← Beranda
Sarwendah Ternyata Lebih Dulu Bikin Aduan ke KPAI Sebelum Ruben Onsu
Abdul RahmanRabu, 24 Juni 2026 | 04.15 WIB
Artis Sarwendah. (Instagram; sarwendah29)

 

JawaPos.com - Ruben Onsu telah membuat pengaduan ke Komisi Perlindungan Anak Indonesia (KPAI) dengan tiga poin penting pada Senin (22/6) kemarin. Pengaduan tersebut terkait masalah pengasuhan hingga dugaan eksploitasi anak.

Sebelum Ruben Onsu membuat pengaduan, Sarwendah ternyata diam-diam lebih dulu membuat aduan ke KPAI yang diawali melalui sebuah surat. Hal itu dinyatakan kuasa hukumnya, Chris Sam Siwu, di hadapan awak media.

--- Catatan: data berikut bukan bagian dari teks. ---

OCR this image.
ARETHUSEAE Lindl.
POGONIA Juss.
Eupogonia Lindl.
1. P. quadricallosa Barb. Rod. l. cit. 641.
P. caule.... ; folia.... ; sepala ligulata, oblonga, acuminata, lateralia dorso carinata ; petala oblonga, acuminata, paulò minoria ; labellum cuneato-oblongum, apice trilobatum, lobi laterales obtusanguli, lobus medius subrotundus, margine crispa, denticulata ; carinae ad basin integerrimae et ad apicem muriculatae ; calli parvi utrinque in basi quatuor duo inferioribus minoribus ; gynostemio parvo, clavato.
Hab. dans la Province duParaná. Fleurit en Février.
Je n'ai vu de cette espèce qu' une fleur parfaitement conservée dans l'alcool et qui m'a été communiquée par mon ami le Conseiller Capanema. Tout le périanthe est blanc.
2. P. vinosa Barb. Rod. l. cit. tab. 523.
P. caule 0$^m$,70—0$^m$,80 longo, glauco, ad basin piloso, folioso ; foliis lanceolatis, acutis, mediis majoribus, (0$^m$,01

"Sebenarnya kami sudah mengirimkan surat ke KPAI tertanggal 21 Juni 2026 dengan agenda meminta audiensi. Lalu kami melakukan pengaduan di KPAI pada 22 Juni 2026 pukul 10.00 WIB," kata Chris Sam Siwu saat ditemui di Jakarta, Selasa (23/6).

Dia mengaku, pihak Sarwendah sengaja bergerak secara senyap tanpa memberi tahu awak media dan publik terkait pengaduan ke KPAI karena ingin menyelesaikan permasalahan secara internal.

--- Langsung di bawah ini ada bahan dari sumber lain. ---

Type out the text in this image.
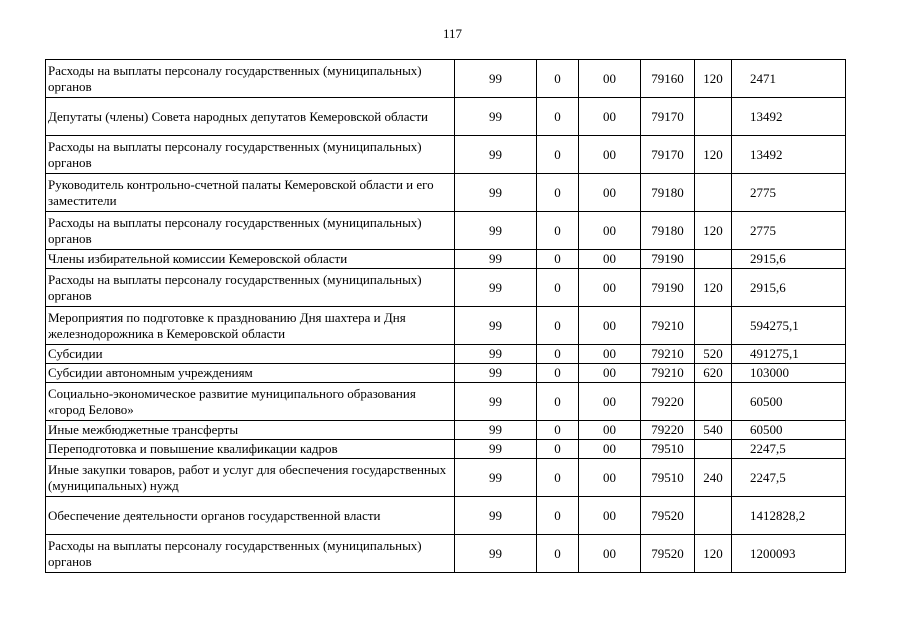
117
Расходы на выплаты персоналу государственных (муниципальных) органов	99	0	00	79160	120	2471
Депутаты (члены) Совета народных депутатов Кемеровской области	99	0	00	79170		13492
Расходы на выплаты персоналу государственных (муниципальных) органов	99	0	00	79170	120	13492
Руководитель контрольно-счетной палаты Кемеровской области и его заместители	99	0	00	79180		2775
Расходы на выплаты персоналу государственных (муниципальных) органов	99	0	00	79180	120	2775
Члены избирательной комиссии Кемеровской области	99	0	00	79190		2915,6
Расходы на выплаты персоналу государственных (муниципальных) органов	99	0	00	79190	120	2915,6
Мероприятия по подготовке к празднованию Дня шахтера и Дня железнодорожника в Кемеровской области	99	0	00	79210		594275,1
Субсидии	99	0	00	79210	520	491275,1
Субсидии автономным учреждениям	99	0	00	79210	620	103000
Социально-экономическое развитие муниципального образования «город Белово»	99	0	00	79220		60500
Иные межбюджетные трансферты	99	0	00	79220	540	60500
Переподготовка и повышение квалификации кадров	99	0	00	79510		2247,5
Иные закупки товаров, работ и услуг для обеспечения государственных (муниципальных) нужд	99	0	00	79510	240	2247,5
Обеспечение деятельности органов государственной власти	99	0	00	79520		1412828,2
Расходы на выплаты персоналу государственных (муниципальных) органов	99	0	00	79520	120	1200093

Baca Juga: Tak Ada Ampun Bagi Fariz RM, Penyanyi Syahravi Terancam Jadi Tersangka Pelanggaran Hak Cipta

"Pengaduan yang kami lakukan ke KPAI dilakukan tanpa mengundang wartawan karena kami berharap permasalahan anak ini dapat diselesaikan secara tertutup. Itu kami lakukan demi kepentingan anak," papat Chris Sam Siwu.

Selain membuat pengaduan ke KPAI, Sarwendah juga melakukan audiensi dan berusaha meminta pandangan serta solusi atau rekomendasi dari Komnas Perempuan. Menurut pengacara Sarwendah, diskusi dengan Komnas Perempuan dinilai sangat tepat mengingat lembaga negara ini berfokus pada masalah perempuan.

"Kami di sini berdiskusi mencari solusi menggunakan hak klien kami sebagai perempuan," papar pengacara Sarwendah.

Dia menganggap, baik KPAI maupun Komnas Perempuan adalah lembaga yang tepat untuk terlibat menangani permasalahan Sarwendah dengan Ruben Onsu agar ada penyelesaian terbaik dengan mengutamakan kepentingan anak.

Chris Sam Siwu menegaskan bahwa permasalahan ini sedang berproses dan tidak ada maksud untuk mencari siapa yang salah dan benar.

Baca Juga: Biaya Pernikahan Capai 338 Ribu Dolar, Jennifer Coppen Sampai Sakit Kepala

"Kami berharap tidak ada penghakiman di media sosial karena semua akan kami sampaikan kepada lembaga-lembaga yang tepat. Alhamdulillah diterima oleh komisioner dan mereka juga sangat men-support Sarwendah sebagai seorang perempuan," ungkapnya.